There is no reference to Polynesian paralysis on the Center for Disease Control (CDC) website because Polynesian paralysis is not a disease or medical condition. Polynesian paralysis is usually referred to a mental state with symptoms of happiness, relaxation, euphoria, and a deep sense of meaning and contentment.

Polynesian paralysis music 
Andy Yamashita writes in The Daily that the University of Washington Husky Marching Band play a rousing rendition of “Polynesian Paralysis.” A YouTube video posted on September 19, 2019, shows the band performing "Polynesian Paralysis".

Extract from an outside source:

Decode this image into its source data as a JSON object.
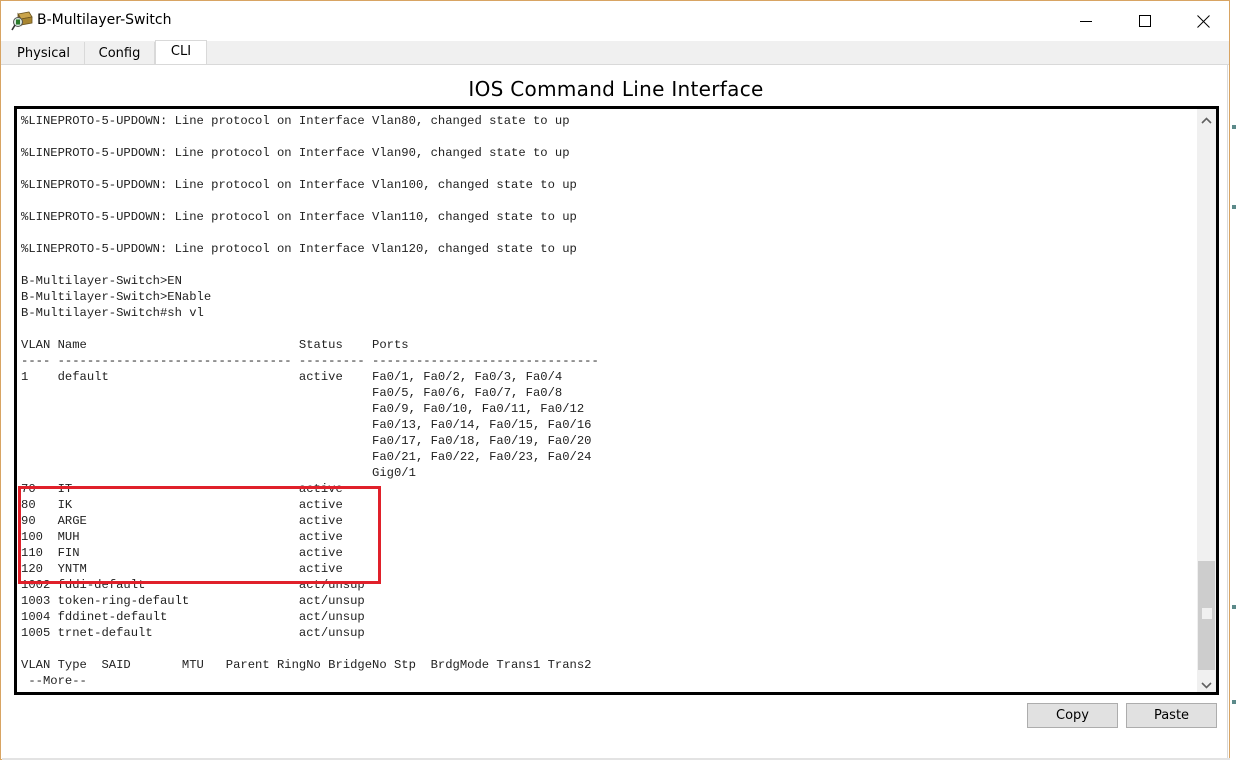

In 2011 the Coconut Boat Band released their third album, Sunsetted, which included a song titled "Polynesian Paralysis" . The lyrics of this song describes a person with Polynesian Paralysis as someone who might be sitting by the ocean in a lounge chair in perfect bliss watching the sunset.

Polynesian paralysis pills 
In 2021, Rx Aloha in Kahului, Hawaii began to market sugar candy pills as Polynesian Paralysis Pills (tm). These pills have no chemicals or medicinal ingredients, but are recommended to be taken twice daily to get a daily dose of aloha. RX Aloha also uses "Less Stress . . . More Aloha" (tm) and "Get Your Daily Dose Of Aloha" (tm) in their marking campaigns.

Polynesian paralysis drinks 
There are several cocktail drinks called Polynesian paralysis. Most contain rum or the ancient Hawaiian alcohol okolehao. Jeff "Beachbum" Berry is a mixologist who has invented and published many of his own cocktail recipes over the years. One of his signature drinks is called the Polynesian paralysis and includes 3 oz. okolehao, 3 oz. orange juice, 3 oz. unsweetened pineapple juice, and 3/4 oz. lemon juice along with orgeat syrup and other sweeteners blended with crushed ice. In his book, Waikiki Beachnik, author H. Allen Smith describes the symptoms of Polynesian paralysis as "a screaming desire not to work or do anything that requires any physical or mental efforts"

Polynesian paralysis food 
Da Kitchen was established in 1998 in Maui and serves creative diverse cuisine with an emphasis on traditional Hawaiian foods. Da Kitchen has been featured on the Travel Channel Bizarre Food Show, Man vs. Food, and The Food Network Diners. Da Kitchen has 2 locations in Maui in both Kihei and Kahului. Da Kitchen serves a local Hawaiian dish called Polynesian Paralysis which contains fish tempura, kaula pork, two eggs, onions and mushrooms with brown gravy over fried rice. One review on YELP stated "Polynesian paralysis moco - now this.....was soooo good. Like omg good, the kalua pork was smoky and flavorful, the fish tempura was crunchy and the fish was soft, the pork fried rice was perfect, eggs, gravy, onions, everything!!! … I think this is better than the Notorious BIG Moco. This one has better and unique flavors."